陽だまりの警備保障、移動式本営「ハル・コタ・タワー」の建設開始です。
### 2. チビの「内装工事」とルークの「外壁警備」
「先輩、この新築物件、なかなか居心地が良さそうですね」
チビがちゃっかりと箱の中に潜り込み、持ってきた毛布をふみふみして寝床を整えています。
生垣の向こうでは、ルークが羨ましそうに首を長くしていました。
「コタロウ、その『秘密基地』には、隣の家の大型警備員は入場可能だろうか? 私は、外側から『強風対策の重石』として寄り添う準備ができているが」
ソラも屋根の上から監視を続けます。「ギィーッ! 敵影なし。基地の屋根部分の強度は……ハル君のクレヨンの塗り込みにより、防水性能が3%向上したと推測される!」
### 3. 事件:嵐の「秘密の合言葉」
夕方、急に空が暗くなり、冷たい秋の風が吹き始めました。
サチコさんが「ハルくん、もうお家に入りましょう」と呼びに来ましたが、ハル君は段ボールの中に僕と一緒に籠城を決め込みました。
「……だめ。……ここ、こたぅと、まもるの」
ハル君は小さな手で僕の首筋を撫でながら、耳元でそっと囁きました。
「……まつぼっくり、……あいことば」
それは、かつて僕がハル君に託し、ハル君がトラちゃんに繋いだ、あの「松ぼっくり」という言葉。今、それが僕たちの間だけで通じる、世界で一番強い「秘密の合言葉」になったのです。
### 4. 段ボール越しの温もり
風が段ボールの壁をガタガタと揺らします。
ハル君は少しだけ体をすくめましたが、僕が彼の体にぴったりと寄り添うと、すぐに安心したように笑いました。
「こたぅ、……あったかいね」
狭い箱の中は、ハル君の体温と、僕の毛の匂い、そしてクレヨンの香りで満たされていました。

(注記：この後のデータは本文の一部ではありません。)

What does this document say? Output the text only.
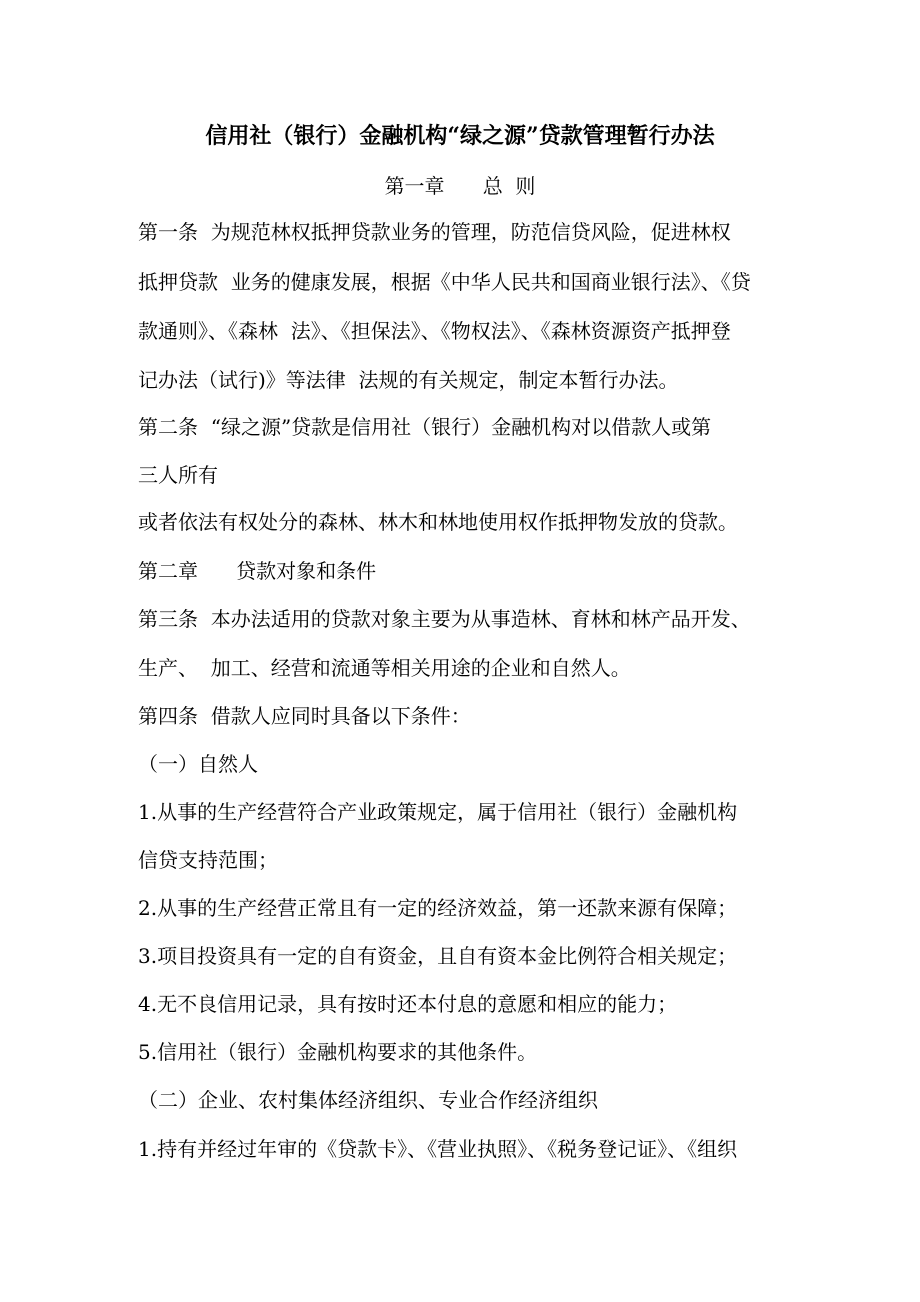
信用社（银行）金融机构“绿之源”贷款管理暂行办法
第一章      总  则
第一条  为规范林权抵押贷款业务的管理，防范信贷风险，促进林权
抵押贷款  业务的健康发展，根据《中华人民共和国商业银行法》、《贷
款通则》、《森林  法》、《担保法》、《物权法》、《森林资源资产抵押登
记办法（试行)》等法律  法规的有关规定，制定本暂行办法。
第二条  “绿之源”贷款是信用社（银行）金融机构对以借款人或第
三人所有
或者依法有权处分的森林、林木和林地使用权作抵押物发放的贷款。
第二章      贷款对象和条件
第三条  本办法适用的贷款对象主要为从事造林、育林和林产品开发、
生产、  加工、经营和流通等相关用途的企业和自然人。
第四条  借款人应同时具备以下条件：
（一）自然人
1.从事的生产经营符合产业政策规定，属于信用社（银行）金融机构
信贷支持范围；
2.从事的生产经营正常且有一定的经济效益，第一还款来源有保障；
3.项目投资具有一定的自有资金，且自有资本金比例符合相关规定；
4.无不良信用记录，具有按时还本付息的意愿和相应的能力；
5.信用社（银行）金融机构要求的其他条件。
（二）企业、农村集体经济组织、专业合作经济组织
1.持有并经过年审的《贷款卡》、《营业执照》、《税务登记证》、《组织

サチコさんも、僕が一緒にいるのを見て安心したのか、少しだけ「秘密の時間」を許してくれました。窓から漏れるリビングの明かりが、僕たちの基地の入り口を優しく照らしています。
### 5. 陽だまりの警備保障、秋の夜の誓い
結局、ハル君はそのまま基地の中でウトウトとし始めました。
ご主人に抱き上げられて家に入る時、ハル君は寝ぼけながら僕の尻尾をギュッと握っていました。
「コタロウ、お前がいてくれて本当に助かるよ」
ご主人が僕の頭を優しく撫で、僕は誇らしげに一度だけ尻尾を振りました。
陽だまりの警備保障、秘密基地任務・完了。
段ボールの家はいつか壊れてしまうかもしれないけれど、あの中で交わした「秘密の合言葉」と温もりは、僕たちの心の中に、もっと頑丈な城を作ったようです。
四度目の秋が深まり、庭のひまわりは種を蓄えて頭を垂れています。
ハル君が明日、また新しい「秘密」を見つけるのを、僕は一番近くで待っています。